By Drew Hardin
Photo Courtesy SEMA Archives
At the 1970 Bakersfield Fuel & Gas Championships, the Top Fuel final came down to a duel between two close friends: Tony Nancy and Harry Hibler. Nancy, known for his outstanding upholstery work and for building a number of immaculate hot rods (several of which were featured on the cover of Hot Rod magazine), had just entered the Top Fuel ranks that year. Hibler, who for years ran the San Fernando dragstrip, had started racing Top Fuelers a couple years before and was juggling his racing schedule around his day job, selling advertising at Petersen Publishing Company.
Today, Hibler remembers the meet vividly. In fact, this photo has been hanging on his wall pretty much since it was taken on that spring day more than 40 years ago.
“The Bakersfield Fuel & Gas Championships was considered the race to win, the racer’s race,” he said. “Just to qualify was unbelievable. But I think the main reason it stands out so much is because it’s the only time Tony and I ever raced each other.
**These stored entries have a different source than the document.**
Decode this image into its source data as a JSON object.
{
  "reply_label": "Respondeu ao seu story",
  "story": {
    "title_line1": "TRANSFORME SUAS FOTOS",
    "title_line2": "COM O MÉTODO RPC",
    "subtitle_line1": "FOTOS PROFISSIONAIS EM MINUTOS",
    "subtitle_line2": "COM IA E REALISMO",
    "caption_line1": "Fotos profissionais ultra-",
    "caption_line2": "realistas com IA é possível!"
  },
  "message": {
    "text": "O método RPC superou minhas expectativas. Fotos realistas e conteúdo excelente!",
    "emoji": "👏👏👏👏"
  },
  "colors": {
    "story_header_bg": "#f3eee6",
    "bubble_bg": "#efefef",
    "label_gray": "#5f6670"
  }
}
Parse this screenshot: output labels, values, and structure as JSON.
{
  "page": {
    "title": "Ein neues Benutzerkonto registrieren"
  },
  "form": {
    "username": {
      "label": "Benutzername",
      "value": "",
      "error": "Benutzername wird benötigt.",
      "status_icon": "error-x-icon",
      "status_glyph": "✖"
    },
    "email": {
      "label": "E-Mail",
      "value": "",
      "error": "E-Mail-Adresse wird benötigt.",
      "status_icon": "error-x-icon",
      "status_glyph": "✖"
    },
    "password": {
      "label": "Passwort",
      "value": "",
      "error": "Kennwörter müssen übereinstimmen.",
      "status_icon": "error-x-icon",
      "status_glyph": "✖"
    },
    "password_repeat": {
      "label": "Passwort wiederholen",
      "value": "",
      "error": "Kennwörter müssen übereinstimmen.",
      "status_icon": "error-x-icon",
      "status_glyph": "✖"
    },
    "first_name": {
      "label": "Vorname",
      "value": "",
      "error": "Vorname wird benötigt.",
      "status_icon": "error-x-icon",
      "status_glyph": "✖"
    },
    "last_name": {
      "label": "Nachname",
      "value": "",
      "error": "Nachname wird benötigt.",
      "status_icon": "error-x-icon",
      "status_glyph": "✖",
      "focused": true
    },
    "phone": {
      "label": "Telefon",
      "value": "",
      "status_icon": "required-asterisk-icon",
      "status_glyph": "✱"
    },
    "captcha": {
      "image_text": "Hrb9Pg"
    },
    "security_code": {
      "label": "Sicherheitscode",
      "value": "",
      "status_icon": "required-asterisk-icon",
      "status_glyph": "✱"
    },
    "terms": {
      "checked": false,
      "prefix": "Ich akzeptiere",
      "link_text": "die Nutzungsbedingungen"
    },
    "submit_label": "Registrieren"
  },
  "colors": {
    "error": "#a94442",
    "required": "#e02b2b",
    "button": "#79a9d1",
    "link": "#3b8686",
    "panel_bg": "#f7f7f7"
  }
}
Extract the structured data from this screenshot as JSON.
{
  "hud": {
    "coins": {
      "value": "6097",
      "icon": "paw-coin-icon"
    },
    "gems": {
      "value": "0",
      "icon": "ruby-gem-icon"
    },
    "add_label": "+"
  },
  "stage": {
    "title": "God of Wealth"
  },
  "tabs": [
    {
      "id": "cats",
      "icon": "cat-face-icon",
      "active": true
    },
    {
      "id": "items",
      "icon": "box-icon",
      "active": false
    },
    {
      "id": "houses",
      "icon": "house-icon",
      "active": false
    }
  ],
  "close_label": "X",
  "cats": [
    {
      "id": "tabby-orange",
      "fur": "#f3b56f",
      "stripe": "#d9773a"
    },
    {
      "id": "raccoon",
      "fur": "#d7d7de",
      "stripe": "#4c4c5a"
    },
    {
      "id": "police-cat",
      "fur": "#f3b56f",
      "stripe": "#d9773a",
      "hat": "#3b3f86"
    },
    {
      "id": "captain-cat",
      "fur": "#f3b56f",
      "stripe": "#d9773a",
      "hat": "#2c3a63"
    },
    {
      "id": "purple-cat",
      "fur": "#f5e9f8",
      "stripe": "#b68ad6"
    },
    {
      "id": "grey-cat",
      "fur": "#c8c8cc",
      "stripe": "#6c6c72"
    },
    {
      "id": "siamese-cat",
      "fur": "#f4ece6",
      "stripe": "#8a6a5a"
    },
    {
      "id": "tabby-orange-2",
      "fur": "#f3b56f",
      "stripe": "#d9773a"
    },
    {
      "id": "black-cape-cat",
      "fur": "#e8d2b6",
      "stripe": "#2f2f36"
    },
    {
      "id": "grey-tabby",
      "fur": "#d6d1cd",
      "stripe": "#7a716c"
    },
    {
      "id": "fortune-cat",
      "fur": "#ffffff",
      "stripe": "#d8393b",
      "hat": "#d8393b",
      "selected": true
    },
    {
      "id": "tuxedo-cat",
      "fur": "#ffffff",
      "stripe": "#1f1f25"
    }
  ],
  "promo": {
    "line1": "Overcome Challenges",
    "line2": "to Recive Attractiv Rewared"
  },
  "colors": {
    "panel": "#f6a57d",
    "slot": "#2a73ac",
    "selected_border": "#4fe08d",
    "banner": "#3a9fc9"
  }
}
We were such good friends, almost like brothers.”
Hibler was having trouble with his Hemi-powered dragster that weekend. “I actually ran the entire meet with almost no brakes, relying just on the chute,” he said, and the NHRA has a photo of him going through the lights with the parachute working so hard that it had pulled all four tires off the ground.
By the time he went up against Nancy for the final round, there wasn’t enough braking power to hold the car at the line. Hibler red-lighted.
“People asked me if I let him win because we were friends, but I wanted to beat him badly,” Hibler recalled. “It had nothing to do with friendship. We were racers.” And yet you can plainly see the bond between them as Nancy, at left, savors his victory while Hibler is still climbing out of his car.
Note that Hibler’s rail was a front-engine dragster; Nancy’s was, too. In fact, this would be the last year a front-engine dragster won Top Fuel at the March Meet. The following year, Don Garlits sliced through the field with his rear-engine Swamp Rat.
“I don’t think the racers today are having the fun or camaraderie that we used to have,” Hibler said. “Back then, we raced because we loved it. We didn’t do it to get rich or make money. It was done for pure fun. And as upset as I was for losing, if I had to lose to anyone in that final round, I was glad it was Tony.”